Why Square the Variations?
Multiplying the variation between predicted and observed values has two desirable effects. The first is to ensure that all values are positive. If one or more values were negative, the sum of all the values could be unrealistically small and a poor representation of the actual variation between predicted and observed values. The second advantage of squaring is to give more weight to larger differences, which ensures that a large value for MSE signifies large data variations.

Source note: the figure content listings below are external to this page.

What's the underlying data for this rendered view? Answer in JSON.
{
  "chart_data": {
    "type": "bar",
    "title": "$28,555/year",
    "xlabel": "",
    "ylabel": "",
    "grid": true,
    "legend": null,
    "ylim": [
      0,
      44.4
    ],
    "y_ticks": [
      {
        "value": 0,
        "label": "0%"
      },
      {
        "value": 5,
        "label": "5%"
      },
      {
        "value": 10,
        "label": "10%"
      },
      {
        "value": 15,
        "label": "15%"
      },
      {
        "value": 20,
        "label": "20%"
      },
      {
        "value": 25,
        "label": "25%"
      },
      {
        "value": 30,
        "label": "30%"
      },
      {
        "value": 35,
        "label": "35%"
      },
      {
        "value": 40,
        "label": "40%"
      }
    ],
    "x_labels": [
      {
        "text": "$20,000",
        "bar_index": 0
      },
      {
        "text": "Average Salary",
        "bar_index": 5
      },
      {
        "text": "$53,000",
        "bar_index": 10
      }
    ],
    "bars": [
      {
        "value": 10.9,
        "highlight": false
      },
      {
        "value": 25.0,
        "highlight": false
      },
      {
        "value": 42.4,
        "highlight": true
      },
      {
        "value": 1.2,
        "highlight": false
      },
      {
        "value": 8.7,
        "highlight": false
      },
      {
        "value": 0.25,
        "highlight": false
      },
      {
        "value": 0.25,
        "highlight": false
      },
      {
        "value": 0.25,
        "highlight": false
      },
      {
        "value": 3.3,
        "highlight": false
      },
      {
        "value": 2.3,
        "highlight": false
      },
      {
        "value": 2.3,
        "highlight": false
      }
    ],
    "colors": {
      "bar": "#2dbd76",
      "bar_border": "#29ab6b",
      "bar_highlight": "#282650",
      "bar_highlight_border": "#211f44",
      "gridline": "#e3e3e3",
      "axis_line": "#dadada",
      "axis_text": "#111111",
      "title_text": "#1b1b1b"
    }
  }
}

Sample Calculation Stock Algorithm
Suppose you have an algorithm that predicts the prices of a particular stock on a daily basis. On Monday, it predicts the stock price to be $5.50, on Tuesday to be $6.00, Wednesday $6.00, Thursday $7.50 and Friday $8.00. Considering Monday as Day 1, you have a set of data points that appears like this: (1, 5.50), (2, 6.00), (3, 6.00), (4, 7.50) and(5, 8.00). The actual prices are as follows: Monday $4.75 (1, 4.75); Tuesday $5.35 (2, 5.35); Wednesday $6.25 (3, 6.25); Thursday $7.25 (4, 7.25); and Friday: $8.50 (5, 8.50).
The variations between the y-values of these points are 0.75, 0.65, -0.25, 0.25 and -0.50 respectively, where the negative sign indicates a predicted value smaller than the observed one. To calculate MSE, you first square each variation value, which eliminates the minus signs and yields 0.5625, 0.4225, 0.0625, 0.0625 and 0.25. Summing these values gives 1.36 and dividing by the number of measurements minus 2, which is 3, yields the MSE, which turns out to be 0.45.
MSE and RMSE
Smaller values for MSE indicate closer agreement between predicted and observed results, and an MSE of 0.0 indicates perfect agreement. It's important to remember, however, that the variation values are squared. When an error measurement is required that is in the same units as the data points, statisticians take the root mean square error (RMSE). They obtain this by taking the square root of the mean square error. For the example above, the RSME would be 0.671 or about 67 cents.